Alice olhou para cima.
– O rio é outra história. Um dia destes conto-te. – Virou-se para Alice, que ficara subitamente distraída com a ideia de haver água por perto. – Tudo isto faz parte de Thornfield. Pertence à minha família há gerações e gerações. – Fez uma pausa. – À nossa família – corrigiu.

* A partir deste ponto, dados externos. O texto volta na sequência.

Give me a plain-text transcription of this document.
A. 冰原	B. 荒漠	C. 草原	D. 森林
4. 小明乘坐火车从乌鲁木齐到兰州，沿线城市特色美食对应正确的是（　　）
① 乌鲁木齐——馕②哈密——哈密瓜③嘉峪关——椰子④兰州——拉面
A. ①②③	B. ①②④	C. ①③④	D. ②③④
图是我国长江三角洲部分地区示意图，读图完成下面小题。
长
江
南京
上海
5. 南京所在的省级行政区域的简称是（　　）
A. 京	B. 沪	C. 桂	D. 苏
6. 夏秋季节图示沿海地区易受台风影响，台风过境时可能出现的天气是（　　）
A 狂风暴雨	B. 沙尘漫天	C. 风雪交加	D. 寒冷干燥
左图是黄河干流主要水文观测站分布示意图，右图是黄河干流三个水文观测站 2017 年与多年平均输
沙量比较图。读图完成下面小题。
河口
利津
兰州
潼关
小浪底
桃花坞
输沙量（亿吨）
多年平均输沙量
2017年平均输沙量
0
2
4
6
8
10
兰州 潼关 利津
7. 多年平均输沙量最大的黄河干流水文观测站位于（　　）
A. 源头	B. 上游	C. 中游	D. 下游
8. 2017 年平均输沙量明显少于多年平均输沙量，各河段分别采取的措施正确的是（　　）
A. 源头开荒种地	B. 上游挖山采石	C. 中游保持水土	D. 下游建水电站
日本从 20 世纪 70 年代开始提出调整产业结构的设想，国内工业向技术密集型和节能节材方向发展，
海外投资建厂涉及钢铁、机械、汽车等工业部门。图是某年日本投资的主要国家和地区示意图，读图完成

Numa tarde quente de verão, Alice sentou-se aos pés da mãe, entretida com um livro de contos de fadas, enquanto Agnes fazia o jantar. Os contos tinham já ensinado à criança que, relativamente à família, as coisas nem sempre eram o que aparentavam ser. Reis e rainhas perdiam os filhos como se fossem meias sem par, e só os encontravam muitos anos depois, já adultos, se os encontrassem. As mães podiam morrer, os pais desaparecer, e sete irmãos podiam transformar-se em sete anões. Para Alice, a família representava a história mais curiosa de todas. Por cima da sua cabeça, uma nuvem da farinha que a mãe peneirava caiu sobre as páginas do livro aberto. Alice olhou para cima e cruzou o olhar com o da mãe. Mamã, onde está o resto da nossa família?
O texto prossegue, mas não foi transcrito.